Science of The Generic Overdrive Algorithm

It also can be done in software too (overdrive executed in a GPU shader). Fixed refresh rate overdrive is simply an A(B)=C lookup table operation, where A is original grey, B is destination grey, C is an intentionally undershoot/overshoot grey to speed up transition from A to B.

Depending on panel or firmware, C might be a final value or a delta value (difference versus 'B' destination color), but the OD LUT is the same simple High School Mathematics.

The Overdrive Lookup Table for Fixed Hz

This overdrive LUT operation is executed 3 times per pixel (once each for each subpixel, R, G, B) So a transition from A=20 to B=200 may require C=215 (the overdriven value to speed up 20 to 200). While at the panel level it's voltages, you can actually map voltages in software simply by using dimmer pixels or brighter pixels. This is how "ATI Radeon Overdrive" worked 15 years ago, a software-based overdrive. Most scalers are simply doing the same thing; they're using exactly the same kind of LUT operation to control the panel's overdrive voltages -- greyscale colors representing voltages.

This is very easy-peasy, you just run a simple LUT operation. Fixed-Hz overdrive

Overdrive Gain is often simply a multiplier to an OD LUT

In most panels, Overdrive Gain is simply a multiplier value to the delta between B and C (to amplify/attenuate).

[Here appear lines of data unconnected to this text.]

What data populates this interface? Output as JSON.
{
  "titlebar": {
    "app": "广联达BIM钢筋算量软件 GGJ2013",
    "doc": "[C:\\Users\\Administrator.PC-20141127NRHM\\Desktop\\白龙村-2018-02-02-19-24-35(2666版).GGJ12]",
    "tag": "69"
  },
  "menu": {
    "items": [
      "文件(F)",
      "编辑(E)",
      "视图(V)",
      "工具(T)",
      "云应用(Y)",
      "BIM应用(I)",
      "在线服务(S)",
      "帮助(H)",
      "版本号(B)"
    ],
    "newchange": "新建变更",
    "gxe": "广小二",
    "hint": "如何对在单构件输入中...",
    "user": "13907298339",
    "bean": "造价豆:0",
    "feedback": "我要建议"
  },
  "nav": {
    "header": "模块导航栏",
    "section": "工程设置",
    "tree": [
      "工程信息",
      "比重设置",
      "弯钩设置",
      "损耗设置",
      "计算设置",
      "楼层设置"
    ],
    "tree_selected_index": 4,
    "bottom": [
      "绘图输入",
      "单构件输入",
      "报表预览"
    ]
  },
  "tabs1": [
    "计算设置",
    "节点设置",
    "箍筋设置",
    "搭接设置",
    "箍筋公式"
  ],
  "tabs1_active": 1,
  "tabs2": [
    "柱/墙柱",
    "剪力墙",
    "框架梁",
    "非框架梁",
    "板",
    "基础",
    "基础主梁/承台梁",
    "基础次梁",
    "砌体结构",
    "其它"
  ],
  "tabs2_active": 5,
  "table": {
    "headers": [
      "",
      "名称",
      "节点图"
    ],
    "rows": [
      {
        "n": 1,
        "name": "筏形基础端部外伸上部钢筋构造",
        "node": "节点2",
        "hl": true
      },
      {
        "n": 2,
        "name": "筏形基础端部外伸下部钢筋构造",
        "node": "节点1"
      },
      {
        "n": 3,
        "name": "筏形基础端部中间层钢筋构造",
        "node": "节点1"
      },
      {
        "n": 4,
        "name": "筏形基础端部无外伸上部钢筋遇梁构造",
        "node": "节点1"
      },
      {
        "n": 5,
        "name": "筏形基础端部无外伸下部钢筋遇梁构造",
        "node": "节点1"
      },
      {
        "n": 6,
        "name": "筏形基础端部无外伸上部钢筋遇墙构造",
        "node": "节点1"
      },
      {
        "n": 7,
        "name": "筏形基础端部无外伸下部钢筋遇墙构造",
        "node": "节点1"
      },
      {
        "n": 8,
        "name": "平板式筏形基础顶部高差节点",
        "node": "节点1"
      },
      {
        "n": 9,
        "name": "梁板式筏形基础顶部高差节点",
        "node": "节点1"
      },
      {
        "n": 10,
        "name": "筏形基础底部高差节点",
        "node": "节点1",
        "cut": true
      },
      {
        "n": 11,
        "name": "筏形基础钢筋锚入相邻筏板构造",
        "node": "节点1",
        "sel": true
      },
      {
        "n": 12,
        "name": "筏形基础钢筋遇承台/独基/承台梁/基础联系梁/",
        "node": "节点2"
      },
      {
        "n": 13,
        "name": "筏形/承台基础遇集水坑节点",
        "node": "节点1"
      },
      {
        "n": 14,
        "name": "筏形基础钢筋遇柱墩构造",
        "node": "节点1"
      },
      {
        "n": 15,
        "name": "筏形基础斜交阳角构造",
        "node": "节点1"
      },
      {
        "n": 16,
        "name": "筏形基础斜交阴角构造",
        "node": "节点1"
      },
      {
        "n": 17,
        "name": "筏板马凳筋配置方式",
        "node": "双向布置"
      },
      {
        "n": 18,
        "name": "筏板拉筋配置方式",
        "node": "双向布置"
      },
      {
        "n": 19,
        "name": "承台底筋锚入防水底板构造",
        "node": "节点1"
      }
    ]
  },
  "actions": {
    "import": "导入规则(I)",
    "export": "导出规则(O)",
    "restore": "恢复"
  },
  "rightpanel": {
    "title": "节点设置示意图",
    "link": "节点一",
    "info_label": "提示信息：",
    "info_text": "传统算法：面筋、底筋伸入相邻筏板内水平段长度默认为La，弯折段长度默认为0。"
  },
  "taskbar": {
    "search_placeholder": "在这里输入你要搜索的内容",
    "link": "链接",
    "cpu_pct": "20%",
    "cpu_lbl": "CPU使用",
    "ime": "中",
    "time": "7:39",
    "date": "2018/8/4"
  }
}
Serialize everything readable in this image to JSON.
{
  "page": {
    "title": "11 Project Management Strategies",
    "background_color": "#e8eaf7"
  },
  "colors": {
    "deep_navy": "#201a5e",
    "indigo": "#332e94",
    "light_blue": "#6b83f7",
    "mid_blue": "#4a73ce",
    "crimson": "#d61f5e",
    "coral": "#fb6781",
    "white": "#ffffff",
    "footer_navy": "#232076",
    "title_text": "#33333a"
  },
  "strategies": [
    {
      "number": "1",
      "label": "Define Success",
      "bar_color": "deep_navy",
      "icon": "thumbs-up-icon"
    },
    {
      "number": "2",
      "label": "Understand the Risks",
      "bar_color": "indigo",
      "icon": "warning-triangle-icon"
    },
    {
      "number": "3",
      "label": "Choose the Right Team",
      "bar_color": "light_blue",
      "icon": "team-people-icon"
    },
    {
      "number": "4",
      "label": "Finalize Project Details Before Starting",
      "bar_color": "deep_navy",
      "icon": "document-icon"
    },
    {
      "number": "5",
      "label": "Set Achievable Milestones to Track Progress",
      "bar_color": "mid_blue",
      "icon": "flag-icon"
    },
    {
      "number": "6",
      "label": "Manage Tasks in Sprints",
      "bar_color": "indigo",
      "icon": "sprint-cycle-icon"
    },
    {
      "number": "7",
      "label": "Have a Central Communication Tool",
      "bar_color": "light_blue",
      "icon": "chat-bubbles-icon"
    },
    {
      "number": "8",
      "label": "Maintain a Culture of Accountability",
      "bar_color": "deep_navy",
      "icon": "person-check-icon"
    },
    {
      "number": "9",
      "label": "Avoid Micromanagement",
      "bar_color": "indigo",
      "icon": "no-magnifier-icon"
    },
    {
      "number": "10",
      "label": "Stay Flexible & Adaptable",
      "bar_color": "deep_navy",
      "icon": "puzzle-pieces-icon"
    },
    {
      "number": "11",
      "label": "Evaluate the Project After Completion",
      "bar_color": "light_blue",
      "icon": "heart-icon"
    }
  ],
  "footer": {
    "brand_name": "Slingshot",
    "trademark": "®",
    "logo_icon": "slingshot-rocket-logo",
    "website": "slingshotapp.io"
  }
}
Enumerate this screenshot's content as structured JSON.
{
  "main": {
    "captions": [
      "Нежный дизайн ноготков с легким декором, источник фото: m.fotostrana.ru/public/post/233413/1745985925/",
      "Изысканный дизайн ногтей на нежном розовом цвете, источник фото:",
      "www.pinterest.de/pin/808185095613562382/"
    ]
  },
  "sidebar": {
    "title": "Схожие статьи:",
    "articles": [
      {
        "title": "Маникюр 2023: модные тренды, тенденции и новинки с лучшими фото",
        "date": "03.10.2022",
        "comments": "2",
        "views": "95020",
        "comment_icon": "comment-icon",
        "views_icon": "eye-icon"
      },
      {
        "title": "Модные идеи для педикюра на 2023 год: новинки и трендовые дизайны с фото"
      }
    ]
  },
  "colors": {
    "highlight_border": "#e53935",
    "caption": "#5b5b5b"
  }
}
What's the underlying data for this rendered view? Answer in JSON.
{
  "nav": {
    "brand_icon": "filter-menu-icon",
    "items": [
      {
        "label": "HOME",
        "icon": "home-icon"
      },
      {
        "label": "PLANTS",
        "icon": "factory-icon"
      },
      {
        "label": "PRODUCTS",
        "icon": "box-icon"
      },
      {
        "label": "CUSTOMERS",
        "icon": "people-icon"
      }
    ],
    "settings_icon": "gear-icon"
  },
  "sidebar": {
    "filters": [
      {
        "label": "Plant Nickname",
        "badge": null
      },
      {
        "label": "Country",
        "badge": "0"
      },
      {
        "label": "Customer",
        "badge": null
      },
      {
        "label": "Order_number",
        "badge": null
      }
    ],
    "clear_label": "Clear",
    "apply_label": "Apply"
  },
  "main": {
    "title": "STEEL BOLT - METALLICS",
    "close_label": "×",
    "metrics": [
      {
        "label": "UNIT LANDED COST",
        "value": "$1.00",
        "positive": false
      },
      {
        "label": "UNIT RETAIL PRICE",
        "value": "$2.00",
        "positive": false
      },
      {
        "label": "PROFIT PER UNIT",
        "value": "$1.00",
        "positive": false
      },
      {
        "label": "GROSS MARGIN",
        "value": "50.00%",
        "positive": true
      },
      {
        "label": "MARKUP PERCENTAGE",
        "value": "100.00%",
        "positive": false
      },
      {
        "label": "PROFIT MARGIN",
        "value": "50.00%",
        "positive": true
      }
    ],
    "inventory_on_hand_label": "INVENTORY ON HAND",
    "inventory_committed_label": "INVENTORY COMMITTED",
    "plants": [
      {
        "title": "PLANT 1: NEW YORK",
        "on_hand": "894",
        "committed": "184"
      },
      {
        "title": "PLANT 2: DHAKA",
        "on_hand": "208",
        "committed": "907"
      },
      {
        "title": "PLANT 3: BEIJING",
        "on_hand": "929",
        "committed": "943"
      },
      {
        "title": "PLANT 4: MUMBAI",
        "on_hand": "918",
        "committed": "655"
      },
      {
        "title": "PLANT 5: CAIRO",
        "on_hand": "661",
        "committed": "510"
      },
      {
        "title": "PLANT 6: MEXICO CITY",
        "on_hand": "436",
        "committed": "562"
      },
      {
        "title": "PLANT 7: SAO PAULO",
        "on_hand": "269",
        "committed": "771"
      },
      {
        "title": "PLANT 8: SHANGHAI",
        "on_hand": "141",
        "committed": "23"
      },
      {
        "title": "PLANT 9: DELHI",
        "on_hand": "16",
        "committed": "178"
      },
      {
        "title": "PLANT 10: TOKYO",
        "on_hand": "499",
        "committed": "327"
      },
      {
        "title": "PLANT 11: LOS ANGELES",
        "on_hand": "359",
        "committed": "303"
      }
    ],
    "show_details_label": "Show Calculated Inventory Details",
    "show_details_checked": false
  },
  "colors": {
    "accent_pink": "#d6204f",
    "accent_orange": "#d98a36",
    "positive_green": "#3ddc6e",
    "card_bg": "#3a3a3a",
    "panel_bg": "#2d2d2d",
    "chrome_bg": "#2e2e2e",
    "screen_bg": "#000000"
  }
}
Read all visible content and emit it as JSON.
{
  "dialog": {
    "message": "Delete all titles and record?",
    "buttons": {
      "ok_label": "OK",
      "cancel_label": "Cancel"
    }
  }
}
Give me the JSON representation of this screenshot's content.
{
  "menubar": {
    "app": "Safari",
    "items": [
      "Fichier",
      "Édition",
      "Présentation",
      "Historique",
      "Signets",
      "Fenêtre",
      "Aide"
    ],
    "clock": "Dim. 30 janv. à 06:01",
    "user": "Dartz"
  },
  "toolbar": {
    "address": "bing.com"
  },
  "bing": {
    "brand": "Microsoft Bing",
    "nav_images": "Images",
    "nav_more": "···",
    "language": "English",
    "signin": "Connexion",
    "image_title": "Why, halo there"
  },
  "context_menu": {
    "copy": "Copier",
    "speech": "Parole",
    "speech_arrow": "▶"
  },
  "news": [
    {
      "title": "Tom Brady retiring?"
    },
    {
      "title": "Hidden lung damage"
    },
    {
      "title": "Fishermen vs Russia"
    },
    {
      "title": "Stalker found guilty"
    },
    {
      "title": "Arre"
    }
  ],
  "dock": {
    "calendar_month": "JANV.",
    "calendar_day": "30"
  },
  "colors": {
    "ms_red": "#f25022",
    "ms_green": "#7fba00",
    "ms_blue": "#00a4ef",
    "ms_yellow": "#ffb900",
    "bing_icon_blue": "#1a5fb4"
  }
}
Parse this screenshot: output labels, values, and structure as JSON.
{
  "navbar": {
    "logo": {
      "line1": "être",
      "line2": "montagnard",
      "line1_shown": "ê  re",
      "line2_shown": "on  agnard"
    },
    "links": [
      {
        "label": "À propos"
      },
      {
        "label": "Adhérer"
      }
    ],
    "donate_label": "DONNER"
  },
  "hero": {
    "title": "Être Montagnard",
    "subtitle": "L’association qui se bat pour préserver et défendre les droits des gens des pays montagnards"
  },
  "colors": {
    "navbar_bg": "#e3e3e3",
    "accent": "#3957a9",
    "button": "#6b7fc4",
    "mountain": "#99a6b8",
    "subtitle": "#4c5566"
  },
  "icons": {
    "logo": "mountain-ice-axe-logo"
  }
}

Corners cut in fixed-Hz Overdrive

Most panels use a truntated LUT (such as 17x17 or 9x9 or 65x65) instead of a true full 256x256 overdrive lookup table which can make Overdrive look MUCH better, especially on panels with small GtG-heatmap problem spots. The scaler interpolates a low-resolution OD LUT, since a full OD LUTs takes up scaler memory (64 kilobytes per specific video mode).

Generating OD LUTs

You run GtG analysis on a panel for all color combos, and generate an OD LUT based off that. Unfortunately, this is not as easy as thought, as there can be over 60,000 different GtG numbers for a single panel -- see forum thread

Now try to add VRR compatibility...

But now, try to add frametimes to the simple overdrive lookup table A(B)=C ... even just one frametime lookbehind, you have to generate multiple OD LUTs for different framerates. You can simply interpolate between multiple LUTs for simplicity.

To save scaler memory -- you can generate OD LUTs at intervals. For example, you generate OD LUTs for 30fps, 40fps, 50fps, 60fps, 70fps, 80fps, 90fps, 100fps, 110fps, 120fps, 130fps, 140fps.

That would be 12 different LUTs, at 64 kilobytes per 256x256 OD LUT, consuming about 768 kilobytes of scaler memory for much better VRR overdrive. This is a crude simplistic example, but you get the idea.

And when a game runs at 47 frames per second (1/47sec frametime) you might mathematically calculate an interpolated value as 0.3 times 40fps OD LUT value, plus 0.7 times the 50fps OD LUT value. Now you've added VRR OD!

This can improve VRR overdrive quite a bit, but there's still more room for improvement...

But previous-frame frametime is not always enough information...

Overdrive artifacts look different for these situations of last 2 refresh cycles:

Long frametime immediately followed by short frametime
Short frametime immediately followed by long frametime
Long frametime immediately followed by long frametime
Short frametime immediately followed by short frametime

Those LCD GtG curves will intersect differently in all those cases=DIFFERENT overdrive artifacts!

As we know, frametime equals refresh interval whenever running within VRR range. So for 48fps-240fps, you've got 1/48sec down to 1/240sec frametimes.

As framerates change, consecutive different-frametimes creates different overdrive artifacts (ghosting or coronas). This is a bigger problem with slower-responding panels, and with colors beyond overdriveable range (e.g. primary colors)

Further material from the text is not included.